The announcement marks the latest development in the Trump administration’s long-running standoff with Harvard over White House demands for reforms at the Ivy League school.
Defense Secretary Pete Hegseth said in a statement Friday that Harvard “no longer meets the needs of the War Department and the military services.”
“For too long, this department has sent our best and brightest officers to Harvard, hoping that the university would better understand and appreciate our warrior class,” Hegseth said. “Instead, many of our officers came back looking too much like Harvard: heads full of globalist and radical ideologies that do not improve our fighting ranks.”
In a separate post on X, Hegseth wrote: “Harvard is awake; the War Department is not.”
Beginning with the 2026-27 academic year, the Pentagon will suspend postgraduate professional military education, scholarships and certification programs, according to the statement. Staff currently taking classes at Harvard will be able to complete those courses.
Similar programs at other Ivy League universities will be evaluated in the coming weeks, Hegseth said.
Hegseth earned a master’s degree at Harvard, but symbolically returned his diploma in a 2022 Fox News segment. A Pentagon social media account run by Hegseth’s office resurfaced the clip in which Hegseth, then a Fox News commentator, returned the diploma and wrote “Return to sender” with a marker.
The Army offers its officers a variety of opportunities to pursue graduate education both at military-run war schools and at civilian institutions such as Harvard.
Generally speaking, while opportunities to attend prestigious civilian schools offer fewer direct benefits to a service member’s military career than their civilian counterparts, they help make troops more attractive employees once they leave the military.
Harvard has long been President Donald Trump’s top target in his administration’s campaign to win back the country’s most prestigious universities.

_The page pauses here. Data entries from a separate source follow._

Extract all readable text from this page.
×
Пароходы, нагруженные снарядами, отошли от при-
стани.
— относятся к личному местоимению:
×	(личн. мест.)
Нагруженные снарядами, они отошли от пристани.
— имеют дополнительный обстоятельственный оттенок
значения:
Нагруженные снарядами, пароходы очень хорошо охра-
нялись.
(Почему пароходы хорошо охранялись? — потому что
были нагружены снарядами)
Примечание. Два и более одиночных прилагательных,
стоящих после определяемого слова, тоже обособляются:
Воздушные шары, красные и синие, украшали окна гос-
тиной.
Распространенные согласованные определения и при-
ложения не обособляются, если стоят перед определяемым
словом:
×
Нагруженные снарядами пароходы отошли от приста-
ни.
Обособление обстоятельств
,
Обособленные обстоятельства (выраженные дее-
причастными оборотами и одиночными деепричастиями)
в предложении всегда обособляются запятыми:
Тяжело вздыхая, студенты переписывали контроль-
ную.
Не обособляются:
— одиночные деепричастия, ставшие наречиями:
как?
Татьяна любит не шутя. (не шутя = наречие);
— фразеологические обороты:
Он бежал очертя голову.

Its officials have cut billions of dollars in federal research funding for Harvard and sought to block the university from enrolling foreign students after the campus rejected a series of government demands last April.
The White House has said it is punishing Harvard for tolerating anti-Jewish bias on campus. Harvard leaders argue that they face illegal retaliation for not adopting the administration’s ideological views. Harvard sued the administration in a pair of lawsuits. A federal judge issued orders in favor of Harvard in both cases. The administration is appealing.
Tensions had eased over the summer as Trump advanced a deal he said was just days away. It never materialized, and on Monday the president dug deeper, demanding $1 billion from Harvard as part of any deal to restore federal funding. That’s double what he had demanded before.